History can be shaped to reflect perspectives, writes David Quinn
Most readers of this newspaper will probably have seen the movie A Man for All Seasons at one point or another in their lives.
Released in 1966, it was based on the Robert Bolt play of the same name. Paul Schofield played Thomas More as a man of deep conviction and erudition, patient in the face of adversity, kind and attentive to his family, dutiful, and finally prepared to face death rather than betray his conscience.
Thomas Cromwell, on the other hand, who succeeded Thomas More as Henry VIII’s Lord Chancellor, is conniving, ruthlessly ambitious, and an ignoble character compared with the noble More.
Thomas More is, of course, a saint of the Church, and the patron saint of politicians into the bargain. Few politicians will even lose the party whip, let alone face death for what they believe, and while St Thomas More was not a politician as such, the role of Lord Chancellor was deeply political. When Henry told Thomas to sign the Oath of Supremacy and recognise Henry as head of the new Church of England, the easy thing to do would have been to sign it.
After all, almost every bishop in England had signed it and so had the nobility. Why was Thomas More being so stubborn? Why could he not be ‘reasonable’?
Fantasy
Even Alice, More’s wife, wrote in a letter to Henry that he was in the grip of ‘devilish fantasy’ and therefore not responsible for his actions. Henry would have none of it and Alice probably didn’t believe it either but was desperately trying to free her husband from the sentence of death.
It is worth bearing in mind that although Thomas More was beheaded in the end, for a long time he was in danger of being hanged, drawn and quartered, a truly hideous death.

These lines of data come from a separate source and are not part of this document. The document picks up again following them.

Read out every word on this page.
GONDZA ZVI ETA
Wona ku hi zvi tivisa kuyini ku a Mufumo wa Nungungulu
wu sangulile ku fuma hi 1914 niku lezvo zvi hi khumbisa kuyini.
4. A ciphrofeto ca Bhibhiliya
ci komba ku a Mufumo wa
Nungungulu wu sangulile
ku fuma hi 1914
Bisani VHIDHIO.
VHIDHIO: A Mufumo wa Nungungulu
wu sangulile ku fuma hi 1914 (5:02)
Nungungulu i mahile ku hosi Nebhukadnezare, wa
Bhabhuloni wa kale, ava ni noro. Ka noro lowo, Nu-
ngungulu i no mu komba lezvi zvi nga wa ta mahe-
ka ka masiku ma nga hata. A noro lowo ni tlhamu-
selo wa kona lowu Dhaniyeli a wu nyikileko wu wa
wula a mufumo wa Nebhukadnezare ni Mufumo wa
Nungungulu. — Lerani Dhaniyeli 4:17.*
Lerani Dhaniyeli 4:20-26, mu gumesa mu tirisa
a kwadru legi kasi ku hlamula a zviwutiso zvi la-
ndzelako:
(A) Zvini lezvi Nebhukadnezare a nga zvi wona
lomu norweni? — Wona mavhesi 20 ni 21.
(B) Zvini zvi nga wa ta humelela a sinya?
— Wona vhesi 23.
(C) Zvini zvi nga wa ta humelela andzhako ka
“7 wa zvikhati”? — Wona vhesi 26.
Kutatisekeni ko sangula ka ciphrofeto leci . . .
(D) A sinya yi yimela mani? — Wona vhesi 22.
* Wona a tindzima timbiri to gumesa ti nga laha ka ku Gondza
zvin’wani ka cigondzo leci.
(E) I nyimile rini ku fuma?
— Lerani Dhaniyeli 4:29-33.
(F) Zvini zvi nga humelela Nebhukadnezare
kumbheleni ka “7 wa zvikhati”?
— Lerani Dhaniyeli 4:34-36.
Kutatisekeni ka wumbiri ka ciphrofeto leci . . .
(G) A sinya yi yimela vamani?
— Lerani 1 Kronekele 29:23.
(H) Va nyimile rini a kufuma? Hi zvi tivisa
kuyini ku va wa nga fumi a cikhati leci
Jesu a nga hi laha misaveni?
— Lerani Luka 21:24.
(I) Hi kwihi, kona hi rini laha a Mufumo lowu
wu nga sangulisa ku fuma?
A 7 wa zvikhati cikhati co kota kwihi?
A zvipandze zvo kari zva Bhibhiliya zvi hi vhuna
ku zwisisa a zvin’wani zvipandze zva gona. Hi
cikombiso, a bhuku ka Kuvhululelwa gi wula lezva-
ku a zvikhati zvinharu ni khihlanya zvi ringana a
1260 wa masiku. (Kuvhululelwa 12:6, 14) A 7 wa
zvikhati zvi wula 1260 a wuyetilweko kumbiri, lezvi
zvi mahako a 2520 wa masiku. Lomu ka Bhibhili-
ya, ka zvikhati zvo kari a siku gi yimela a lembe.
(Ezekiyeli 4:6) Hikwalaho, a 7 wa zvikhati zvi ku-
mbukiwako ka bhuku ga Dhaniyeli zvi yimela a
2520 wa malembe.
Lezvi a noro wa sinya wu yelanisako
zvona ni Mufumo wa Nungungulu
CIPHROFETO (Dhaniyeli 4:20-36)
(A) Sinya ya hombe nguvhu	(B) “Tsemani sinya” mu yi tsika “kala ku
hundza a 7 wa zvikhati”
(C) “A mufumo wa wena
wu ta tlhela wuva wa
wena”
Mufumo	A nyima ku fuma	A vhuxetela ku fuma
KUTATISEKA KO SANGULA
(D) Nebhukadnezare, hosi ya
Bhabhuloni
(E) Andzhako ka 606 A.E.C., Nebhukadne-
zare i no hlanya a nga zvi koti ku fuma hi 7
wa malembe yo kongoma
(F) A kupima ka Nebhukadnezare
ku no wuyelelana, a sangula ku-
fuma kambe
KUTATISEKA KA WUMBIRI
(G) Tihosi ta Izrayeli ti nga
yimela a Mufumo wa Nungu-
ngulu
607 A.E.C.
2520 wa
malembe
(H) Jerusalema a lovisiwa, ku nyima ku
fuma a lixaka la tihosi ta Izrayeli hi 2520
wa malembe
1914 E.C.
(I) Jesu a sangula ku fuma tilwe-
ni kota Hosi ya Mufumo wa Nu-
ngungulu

Mainly as a result of A Man for All Seasons we tend to think well of Thomas More. But Hilary Mantel has other ideas. She clearly dislikes More’s exalted reputation and wants to tear it down.
Mantel is the author of two historical novels about More’s protagonist, Thomas Cromwell, Wolf Hall and Bring Up the Bodies. Both of these novels have been condensed into a new six part drama for the BBC called Wolf Hall. Part two was broadcast this week. It is being rightly-praised as a very fine piece of television.
In any event, what Mantel has done is to swap the personalities and characters of More and Cromwell as commonly depicted.
Cromwell becomes the man of noble character and More the conniver, a hypocrite and a religious fanatic who wore a hair shirt in order to ‘mortify the flesh’ and sent heretics to the stake.
Mantel is a convent educated girl who has since become a vociferous critic of the Catholic Church. Her attitude towards More fits in with this.
Is Mantel’s criticism of More correct? I’m not a historian, let alone an expert on the period in question. I will instead refer you to The Life of Thomas More by Peter Ackroyd, which is regarded as the best biography of More.
Ackroyd is not a religious believer and therefore has no partisan reason to extol the virtues of More. Nonetheless, the More which emerges from his book is not too far off the More found in A Man for All Seasons.
The More Ackroyd describes is deeply admirable, the most educated man in the land, a Christian humanist, pious in the manner of other pious late Medieval people, a family man who thought his daughter should be as educated as any man, and a devoted servant of God and King until he believed the King had set himself against God by splitting from the Pope and Rome.
Real lesson
But the real lesson of Mantel’s revisionist depiction of More and Cromwell is this: a historian and a novelist can use history much like putty. Think of a recent figure like Margaret Thatcher. She has fierce critics and devoted followers. A critic would turn a historical novel about her into an attack; an admirer would do the opposite.
The reader would think they were reading about two entirely different characters. Which one should they believe? They would probably opt for the one that best suits their prejudices.
If you can do this to a recent figure, who most of us remember vividly and independently of any novelist or historian, imagine how much easier it is to do it to a figure who is distant in time, who we know nothing about apart from what the novelist or historian chooses to tell us?
Then we are really taking them on trust. They may in fact be writing in all sincerity. But the point is that another writer could take the same set of basic data about the figure in question and interpret them very differently.
Things get even murkier when we try to guess the motives of someone for doing something. Was Thomas More dicing with death because he had a martyrdom complex or because he genuinely felt he could not sign the Oath of Supremacy? More himself questioned his own motives. We all question our own motives sometimes. Do we want something for selfish or unselfish reasons?
So when a writer tries to work out someone’s motives, a lot of the time they are only guessing.
I recommend you watch Wolf Hall, but watch it as drama based on historical events and not as a true and accurate account of all the characters found therein because such an account is, in fact, impossible to obtain.